高水準の静粛性のための徹底した“源流対策”

 ウィンダムは静粛性を徹底的に追求した。クルマのノイズやバイブレーションの主要発生源はエンジン。そのためウィンダムではエンジン本体のリファインはもちろん、エンジンのボディへの搭載方法にも入念な工夫を施していた。

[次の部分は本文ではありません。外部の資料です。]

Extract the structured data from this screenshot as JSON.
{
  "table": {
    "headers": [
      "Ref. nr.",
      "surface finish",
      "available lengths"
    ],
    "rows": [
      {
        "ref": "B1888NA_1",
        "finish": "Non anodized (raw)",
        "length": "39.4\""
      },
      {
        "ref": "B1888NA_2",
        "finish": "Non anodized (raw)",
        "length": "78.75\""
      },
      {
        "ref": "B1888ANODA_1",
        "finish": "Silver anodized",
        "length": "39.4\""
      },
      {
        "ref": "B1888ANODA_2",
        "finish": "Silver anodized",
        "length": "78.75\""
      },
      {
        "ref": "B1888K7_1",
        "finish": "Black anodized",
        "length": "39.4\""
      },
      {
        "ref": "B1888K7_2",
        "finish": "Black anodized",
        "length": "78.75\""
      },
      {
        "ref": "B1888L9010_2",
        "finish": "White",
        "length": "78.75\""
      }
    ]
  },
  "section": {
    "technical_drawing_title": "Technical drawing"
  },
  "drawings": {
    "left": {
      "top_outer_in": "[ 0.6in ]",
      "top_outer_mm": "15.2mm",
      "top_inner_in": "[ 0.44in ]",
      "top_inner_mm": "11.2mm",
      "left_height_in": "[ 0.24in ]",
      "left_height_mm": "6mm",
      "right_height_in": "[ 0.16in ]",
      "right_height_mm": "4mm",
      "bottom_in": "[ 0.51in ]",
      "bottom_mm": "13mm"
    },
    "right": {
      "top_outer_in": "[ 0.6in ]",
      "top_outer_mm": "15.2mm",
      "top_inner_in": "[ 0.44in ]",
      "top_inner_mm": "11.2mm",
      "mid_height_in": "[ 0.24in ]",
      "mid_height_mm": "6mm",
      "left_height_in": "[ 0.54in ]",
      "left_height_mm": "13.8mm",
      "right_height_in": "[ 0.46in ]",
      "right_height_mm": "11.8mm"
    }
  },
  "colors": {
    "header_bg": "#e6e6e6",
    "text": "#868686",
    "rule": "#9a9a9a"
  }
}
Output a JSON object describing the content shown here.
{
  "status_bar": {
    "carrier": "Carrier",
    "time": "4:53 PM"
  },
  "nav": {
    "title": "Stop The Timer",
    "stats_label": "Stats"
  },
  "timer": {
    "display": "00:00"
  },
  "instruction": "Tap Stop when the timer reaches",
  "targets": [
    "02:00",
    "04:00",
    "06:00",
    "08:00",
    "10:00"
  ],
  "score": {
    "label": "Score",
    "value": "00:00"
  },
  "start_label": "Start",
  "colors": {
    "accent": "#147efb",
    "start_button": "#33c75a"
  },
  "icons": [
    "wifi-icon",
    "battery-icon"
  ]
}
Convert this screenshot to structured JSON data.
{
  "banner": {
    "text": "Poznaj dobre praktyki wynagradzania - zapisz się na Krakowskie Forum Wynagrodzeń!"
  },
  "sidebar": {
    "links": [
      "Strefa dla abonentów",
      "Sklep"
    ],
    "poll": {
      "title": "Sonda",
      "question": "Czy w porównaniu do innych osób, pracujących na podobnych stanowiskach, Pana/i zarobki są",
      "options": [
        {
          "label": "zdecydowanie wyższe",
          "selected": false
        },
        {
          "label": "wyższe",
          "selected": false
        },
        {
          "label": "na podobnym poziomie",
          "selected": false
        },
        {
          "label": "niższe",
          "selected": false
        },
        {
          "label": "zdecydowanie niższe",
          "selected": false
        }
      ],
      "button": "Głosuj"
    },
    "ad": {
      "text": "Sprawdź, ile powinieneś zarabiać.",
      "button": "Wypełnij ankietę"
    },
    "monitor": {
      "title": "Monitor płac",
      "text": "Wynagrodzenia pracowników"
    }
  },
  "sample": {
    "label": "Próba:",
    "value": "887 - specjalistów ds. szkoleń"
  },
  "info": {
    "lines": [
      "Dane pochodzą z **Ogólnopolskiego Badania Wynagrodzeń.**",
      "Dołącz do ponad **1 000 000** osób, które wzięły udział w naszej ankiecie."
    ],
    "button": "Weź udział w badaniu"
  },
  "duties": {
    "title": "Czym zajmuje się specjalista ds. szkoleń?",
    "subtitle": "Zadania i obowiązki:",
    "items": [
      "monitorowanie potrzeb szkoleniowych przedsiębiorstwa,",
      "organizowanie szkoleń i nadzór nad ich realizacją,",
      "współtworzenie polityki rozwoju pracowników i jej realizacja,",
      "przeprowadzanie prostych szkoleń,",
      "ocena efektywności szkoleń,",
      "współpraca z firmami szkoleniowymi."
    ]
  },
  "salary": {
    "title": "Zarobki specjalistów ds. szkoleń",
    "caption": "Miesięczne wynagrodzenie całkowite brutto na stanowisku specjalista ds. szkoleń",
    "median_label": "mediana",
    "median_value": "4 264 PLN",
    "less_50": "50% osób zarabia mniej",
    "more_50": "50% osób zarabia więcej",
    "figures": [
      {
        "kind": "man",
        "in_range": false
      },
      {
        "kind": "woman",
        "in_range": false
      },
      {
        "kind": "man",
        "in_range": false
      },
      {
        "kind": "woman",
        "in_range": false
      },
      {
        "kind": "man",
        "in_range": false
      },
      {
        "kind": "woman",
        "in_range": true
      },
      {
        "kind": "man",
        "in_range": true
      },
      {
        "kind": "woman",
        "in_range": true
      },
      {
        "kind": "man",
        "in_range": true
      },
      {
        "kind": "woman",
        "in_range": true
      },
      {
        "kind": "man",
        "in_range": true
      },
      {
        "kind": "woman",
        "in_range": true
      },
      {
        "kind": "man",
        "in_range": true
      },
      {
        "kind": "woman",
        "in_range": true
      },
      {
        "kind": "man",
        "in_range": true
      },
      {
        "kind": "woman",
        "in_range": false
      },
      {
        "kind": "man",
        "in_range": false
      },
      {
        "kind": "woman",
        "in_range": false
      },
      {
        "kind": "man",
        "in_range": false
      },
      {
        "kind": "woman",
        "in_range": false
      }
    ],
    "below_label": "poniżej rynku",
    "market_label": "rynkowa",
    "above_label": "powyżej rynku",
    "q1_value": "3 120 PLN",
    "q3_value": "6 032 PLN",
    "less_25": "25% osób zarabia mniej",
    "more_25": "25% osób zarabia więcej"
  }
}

 エンジンが最も振動を発する部分を解析し、その部位3ヶ所にマウントを配置。エンジン&トランスミッションは専用設計の井型サブフレームで支持し、さらにそのサブフレームはゴムブッシュを介してボディにマウントする方法を採用したのだ。井型サブフレームと、ゴムブッシュの2重でノイズとバイブレーションを防ぐ防振支持システムである。ウィンダムの圧倒的な静粛性は、基本に立ち返り、問題を解決するトヨタ独自の“源流対策”が生みだした成果だった。

余裕のV6エンジンを積み先進装備を満載

 フロントに横置きされ、前輪を駆動するエンジンは、デビュー当初はV型6気筒DOHC24バルブの排気量2958cc(3VZ—FE型、出力200ps/5800rpm)一種のみの設定となっていた。1993年8月に排気量2496ccV型6気筒DOHC24バルブ(4VZ—FE型、175ps/6000rpm)を追加設定した。

 トランスミッションは電子制御4速オートマチック(ECT-S)でマニュアル・トランスミッションの設定は無い。サスペンションは前がストラット/コイル・スプリング、後ろがダブルトランスバースリンク式ストラット/コイル・スプリングの組み合わせ。上級グレードには上下方向G(重力)感応型TEMSを装備していた。ブレーキは4輪ディスク(前ベンチレーテッド型)でサーボ機構が付く。

 その他、安全装備では運転席側SRSエアバッグ、4輪ABS、トラクションコントロール・システムなどが標準装備されていた。変わったところでは、超音波振動を利用したドアミラーの鏡面雨滴除去装置なども標準装備となっていた。

ライバルに差をつけるプレミアムな快適装備。

 ウィンダムは充実した快適装備が自慢だった。なかでもメーターとエアコンは秀逸だった。メーターは、イグニッションキーがオフの状態ではブラックフェイスで、イグニッションキーをオンにすると、表示パネル内のLED指針および文字盤がシャープに浮かび上がるオプティトロン方式を採用する。ドライバーに適度な高揚感を与えると同時に見やすさにも配慮した先進メーターである。

 エアコンは、マイコン制御でつねに最適な室温を保つオート式。操作性&視認性に優れた大型液晶コントロールパネルを装備し、温度表示をデジタル、風量調節をバーグラフ、吹き出しモードの切り替えをイラストで表示した。エアコンユニットもセンター置きの高効率一体型とし、空調性能の向上を図っていた。ウィンダムの各装備は、単に機能を追求しただけでなく人の感性に訴えかける入念で緻密な作り込みを感じせるものだった。そこがウィンダムのプレミアムさの表現だった。